London-based Nickel Digital Asset Management (Nickel), a multi-manager digital assets hedge fund, saw its proprietary risk management system (RMS) undergo one of its most significant live stress tests during October’s flash crash.
October 2025 delivered the largest liquidation event in digital asset history, with approximately $20bn in leveraged positions wiped out — compared to around $2bn during the collapse of FTX.
The sudden, sharp sell-off followed President Trump’s threat of new tariffs on Chinese imports. As this happened outside opening hours of equity markets, crypto, as the market operating 24/7, came under global selling pressure driven by de-risking behaviour. Bitcoin fell 9%, Ethereum dropped 12%, UNI plunged 52%, and AAVE sank 66%.

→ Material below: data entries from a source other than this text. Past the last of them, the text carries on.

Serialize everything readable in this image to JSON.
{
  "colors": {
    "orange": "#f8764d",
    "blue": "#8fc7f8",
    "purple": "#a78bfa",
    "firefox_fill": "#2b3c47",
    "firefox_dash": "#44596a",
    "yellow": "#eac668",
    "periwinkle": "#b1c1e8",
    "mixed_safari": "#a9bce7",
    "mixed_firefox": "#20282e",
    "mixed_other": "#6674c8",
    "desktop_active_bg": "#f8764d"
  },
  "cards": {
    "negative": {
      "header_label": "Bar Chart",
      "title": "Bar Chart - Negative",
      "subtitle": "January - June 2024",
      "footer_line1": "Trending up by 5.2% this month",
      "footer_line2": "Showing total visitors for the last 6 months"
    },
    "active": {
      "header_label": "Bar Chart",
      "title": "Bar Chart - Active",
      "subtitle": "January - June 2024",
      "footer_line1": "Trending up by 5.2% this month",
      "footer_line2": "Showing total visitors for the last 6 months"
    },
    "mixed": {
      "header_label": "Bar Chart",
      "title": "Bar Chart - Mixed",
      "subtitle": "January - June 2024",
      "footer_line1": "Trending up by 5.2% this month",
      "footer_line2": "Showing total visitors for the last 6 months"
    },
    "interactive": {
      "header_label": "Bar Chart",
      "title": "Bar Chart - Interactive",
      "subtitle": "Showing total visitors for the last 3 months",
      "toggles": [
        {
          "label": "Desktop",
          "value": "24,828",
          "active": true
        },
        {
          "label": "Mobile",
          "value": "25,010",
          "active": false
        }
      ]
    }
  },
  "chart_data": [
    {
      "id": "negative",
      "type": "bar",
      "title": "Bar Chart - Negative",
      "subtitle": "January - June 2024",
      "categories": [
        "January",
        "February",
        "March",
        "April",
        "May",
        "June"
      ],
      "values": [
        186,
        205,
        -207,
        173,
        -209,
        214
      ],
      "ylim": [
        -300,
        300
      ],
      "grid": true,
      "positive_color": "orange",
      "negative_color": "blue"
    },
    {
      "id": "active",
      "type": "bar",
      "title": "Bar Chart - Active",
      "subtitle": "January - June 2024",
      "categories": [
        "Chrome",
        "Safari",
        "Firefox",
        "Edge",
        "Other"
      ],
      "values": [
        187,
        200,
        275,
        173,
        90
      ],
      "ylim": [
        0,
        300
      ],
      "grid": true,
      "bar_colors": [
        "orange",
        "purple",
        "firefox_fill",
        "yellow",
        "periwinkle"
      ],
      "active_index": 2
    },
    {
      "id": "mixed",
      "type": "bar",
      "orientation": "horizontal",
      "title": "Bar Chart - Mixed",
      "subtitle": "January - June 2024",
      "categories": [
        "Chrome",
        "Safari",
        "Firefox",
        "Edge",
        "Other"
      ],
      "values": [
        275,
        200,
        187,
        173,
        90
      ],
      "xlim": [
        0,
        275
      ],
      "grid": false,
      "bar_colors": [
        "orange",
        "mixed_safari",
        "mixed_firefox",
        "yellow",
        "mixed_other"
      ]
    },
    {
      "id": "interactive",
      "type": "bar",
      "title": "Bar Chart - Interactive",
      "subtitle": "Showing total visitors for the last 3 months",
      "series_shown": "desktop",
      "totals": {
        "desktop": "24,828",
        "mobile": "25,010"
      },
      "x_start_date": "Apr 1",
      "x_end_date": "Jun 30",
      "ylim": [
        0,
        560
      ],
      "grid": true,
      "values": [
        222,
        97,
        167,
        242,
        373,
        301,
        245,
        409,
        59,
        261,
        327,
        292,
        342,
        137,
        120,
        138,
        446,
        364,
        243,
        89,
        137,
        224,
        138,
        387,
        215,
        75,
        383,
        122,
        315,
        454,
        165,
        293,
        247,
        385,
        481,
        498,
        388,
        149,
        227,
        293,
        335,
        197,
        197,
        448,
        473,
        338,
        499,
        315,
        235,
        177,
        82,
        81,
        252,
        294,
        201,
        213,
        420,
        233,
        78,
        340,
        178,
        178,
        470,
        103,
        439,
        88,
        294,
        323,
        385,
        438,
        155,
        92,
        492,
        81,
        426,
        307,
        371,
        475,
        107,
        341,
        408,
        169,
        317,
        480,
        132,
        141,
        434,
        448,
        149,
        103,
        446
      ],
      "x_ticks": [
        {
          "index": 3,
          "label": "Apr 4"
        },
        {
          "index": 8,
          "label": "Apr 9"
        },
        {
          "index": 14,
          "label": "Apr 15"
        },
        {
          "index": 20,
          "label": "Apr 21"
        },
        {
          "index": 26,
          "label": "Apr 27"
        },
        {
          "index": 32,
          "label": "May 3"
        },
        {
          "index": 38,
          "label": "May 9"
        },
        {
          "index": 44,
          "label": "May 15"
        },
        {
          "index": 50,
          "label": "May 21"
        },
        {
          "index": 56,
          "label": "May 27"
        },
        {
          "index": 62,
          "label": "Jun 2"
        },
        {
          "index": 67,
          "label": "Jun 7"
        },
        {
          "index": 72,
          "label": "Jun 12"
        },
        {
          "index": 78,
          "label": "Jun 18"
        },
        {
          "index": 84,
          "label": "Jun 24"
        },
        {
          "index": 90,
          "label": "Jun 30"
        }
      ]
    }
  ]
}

Nickel Digital’s Diversified Alpha Fund — a multi-manager vehicle allocating to external pod managers specialising in non-directional strategies — saw its RMS monitor a ten-fold surge in trading activity as managers sought to capture dislocations.
More than $2bn in trades were executed through the platform in a single day as volatility spiked, triggering Nickel’s alerting systems. A cross-functional task force convened to reinforce systematic risk oversight, coordinate risk exposure with pod managers, and steward capital allocation during the drawdown.
According to data from BarclayHedge the Diversified Alpha Fund delivered a net return of +1.5% in October. Barclayhedge data also suggests the volatility of returns for the fund over the last 12 months has been around 6%.